Without more information, your symptom could mean a lot of different things, such as, the tables are quite large, your system has suffered severe memory leakage and need to be re-booted, or network traffic is signirficant if you are using a BE on a network peer or server.
 
the problem is specifically,

i have two queries than run fine, not overly complex, but 5-6 tables, and two of the tables are large, 100-200 MB. . . 300K - 400K rows.

the two queries run very quickly, independently.

when I run the two queries as a union query. .

everything stops. . .

memory leakage. . . mine or the computer?

mine happened earlier this week as i forgot how to log onto my work computer after two weeks vacation, but i hadn't forgotton my username or password. . . had to get the help desk to remind me how i had been logging on for the last six months. . .

how can i plug the leakage ?

Win XP,
Office 2003
Dell gx270 - 1 GB ram
11 gb of hard drive remaining. . .

thanks

sportsguy
 
That's a huge number of rows for Access. Access starts degrading with 50,000 rows.

Multiple simple queries will run significantly faster than one huge query.

Memory leakage is a Windows problem. windows does not completely reclaim memory when a program is closed. The problem is critical with Win98 and significantly less so with XP.

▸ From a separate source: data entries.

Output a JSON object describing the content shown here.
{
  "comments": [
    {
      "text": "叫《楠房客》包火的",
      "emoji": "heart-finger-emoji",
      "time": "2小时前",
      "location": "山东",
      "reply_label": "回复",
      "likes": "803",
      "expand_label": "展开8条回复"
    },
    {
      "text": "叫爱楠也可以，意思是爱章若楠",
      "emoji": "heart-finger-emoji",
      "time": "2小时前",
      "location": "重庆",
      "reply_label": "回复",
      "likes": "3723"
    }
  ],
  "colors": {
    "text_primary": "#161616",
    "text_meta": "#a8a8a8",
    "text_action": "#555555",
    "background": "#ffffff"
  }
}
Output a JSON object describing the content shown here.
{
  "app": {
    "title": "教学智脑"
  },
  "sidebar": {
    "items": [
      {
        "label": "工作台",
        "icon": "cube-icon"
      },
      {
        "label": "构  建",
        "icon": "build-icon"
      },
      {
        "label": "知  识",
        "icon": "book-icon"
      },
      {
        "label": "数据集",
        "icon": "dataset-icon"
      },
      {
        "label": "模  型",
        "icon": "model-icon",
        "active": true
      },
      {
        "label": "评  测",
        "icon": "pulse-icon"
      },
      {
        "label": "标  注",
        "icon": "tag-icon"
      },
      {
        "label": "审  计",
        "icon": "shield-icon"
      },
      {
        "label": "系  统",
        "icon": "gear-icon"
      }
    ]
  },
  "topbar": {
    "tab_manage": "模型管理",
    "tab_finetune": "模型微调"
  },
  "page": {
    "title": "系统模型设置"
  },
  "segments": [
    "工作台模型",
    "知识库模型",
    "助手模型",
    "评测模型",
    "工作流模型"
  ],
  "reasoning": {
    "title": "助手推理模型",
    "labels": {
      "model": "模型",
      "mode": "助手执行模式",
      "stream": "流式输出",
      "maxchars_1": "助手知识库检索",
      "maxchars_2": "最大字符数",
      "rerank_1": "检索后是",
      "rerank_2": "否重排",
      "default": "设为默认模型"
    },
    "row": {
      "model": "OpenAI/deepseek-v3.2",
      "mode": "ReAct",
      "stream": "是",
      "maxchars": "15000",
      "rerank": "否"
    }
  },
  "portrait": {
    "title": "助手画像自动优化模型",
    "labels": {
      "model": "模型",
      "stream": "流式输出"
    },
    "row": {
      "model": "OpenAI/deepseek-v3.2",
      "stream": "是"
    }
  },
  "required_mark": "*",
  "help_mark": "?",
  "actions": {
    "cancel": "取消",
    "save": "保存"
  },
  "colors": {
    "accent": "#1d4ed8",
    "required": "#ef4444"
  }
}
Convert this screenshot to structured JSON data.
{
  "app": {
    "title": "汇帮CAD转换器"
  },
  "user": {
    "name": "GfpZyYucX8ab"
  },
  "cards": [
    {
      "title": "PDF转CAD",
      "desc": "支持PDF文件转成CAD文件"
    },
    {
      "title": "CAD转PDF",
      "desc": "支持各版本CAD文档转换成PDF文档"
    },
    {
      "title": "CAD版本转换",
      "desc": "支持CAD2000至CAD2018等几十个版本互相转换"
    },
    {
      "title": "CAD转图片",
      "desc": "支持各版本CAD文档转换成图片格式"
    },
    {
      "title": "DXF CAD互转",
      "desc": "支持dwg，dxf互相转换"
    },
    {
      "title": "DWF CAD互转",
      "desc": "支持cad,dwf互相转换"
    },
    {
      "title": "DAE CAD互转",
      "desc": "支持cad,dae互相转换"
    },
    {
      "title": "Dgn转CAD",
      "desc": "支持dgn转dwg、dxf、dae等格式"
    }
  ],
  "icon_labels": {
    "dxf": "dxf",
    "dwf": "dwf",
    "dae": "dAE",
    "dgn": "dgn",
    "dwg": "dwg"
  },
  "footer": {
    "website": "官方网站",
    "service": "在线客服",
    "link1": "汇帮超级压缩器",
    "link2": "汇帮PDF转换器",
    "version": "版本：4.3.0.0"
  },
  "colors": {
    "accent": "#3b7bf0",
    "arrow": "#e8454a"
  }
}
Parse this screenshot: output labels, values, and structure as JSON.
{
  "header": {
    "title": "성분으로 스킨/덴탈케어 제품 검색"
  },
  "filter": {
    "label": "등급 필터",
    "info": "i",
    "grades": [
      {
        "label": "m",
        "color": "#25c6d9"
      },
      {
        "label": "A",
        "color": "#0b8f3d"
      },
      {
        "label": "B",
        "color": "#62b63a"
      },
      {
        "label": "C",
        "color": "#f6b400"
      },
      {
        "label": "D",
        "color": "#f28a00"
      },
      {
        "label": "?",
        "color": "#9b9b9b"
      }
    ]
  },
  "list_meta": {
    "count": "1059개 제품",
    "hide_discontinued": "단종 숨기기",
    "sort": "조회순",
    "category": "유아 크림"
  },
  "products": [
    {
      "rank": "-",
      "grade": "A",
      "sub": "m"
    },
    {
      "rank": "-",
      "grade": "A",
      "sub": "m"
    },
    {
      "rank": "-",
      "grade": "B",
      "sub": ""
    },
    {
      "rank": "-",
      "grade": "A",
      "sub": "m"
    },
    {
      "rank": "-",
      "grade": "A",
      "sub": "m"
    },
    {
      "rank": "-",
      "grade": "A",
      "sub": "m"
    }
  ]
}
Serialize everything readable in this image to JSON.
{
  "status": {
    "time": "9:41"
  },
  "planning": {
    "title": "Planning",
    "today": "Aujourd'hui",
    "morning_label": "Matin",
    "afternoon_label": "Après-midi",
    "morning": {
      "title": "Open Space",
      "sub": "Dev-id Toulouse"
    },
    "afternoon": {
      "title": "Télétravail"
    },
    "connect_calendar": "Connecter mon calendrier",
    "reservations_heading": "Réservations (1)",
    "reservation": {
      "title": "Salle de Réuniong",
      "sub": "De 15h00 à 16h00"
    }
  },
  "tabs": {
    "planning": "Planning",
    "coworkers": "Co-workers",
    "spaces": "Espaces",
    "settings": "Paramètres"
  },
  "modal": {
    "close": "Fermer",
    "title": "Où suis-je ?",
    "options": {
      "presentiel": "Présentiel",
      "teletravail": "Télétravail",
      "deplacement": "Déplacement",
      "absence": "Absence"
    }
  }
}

Are you using a SQL Server, Oracle or other BE. If so, your problem might be network traffic/loading.
 
Try this in XP w/Dell...

I had all sorts of problems with Access 2003 and XP on Dell. Accidentally, while working with the Microsoft Access support people, this fixed it all....

Go into SAFE mode (with networking, if necessary) and install the GENERIC TEXT printer (if it will let you) and make it the default printer. Run the queries and reports. Then, go back to the normal login, reselect your normal printer and try again.

This bizarre "fix" from their engineers fixed all sorts of problems I've been seeing with Access 2003.
 
I use Access 2003 on a networked Dell with Windows XP and a myriad of printers for more than a year. I haven't encountered any problems.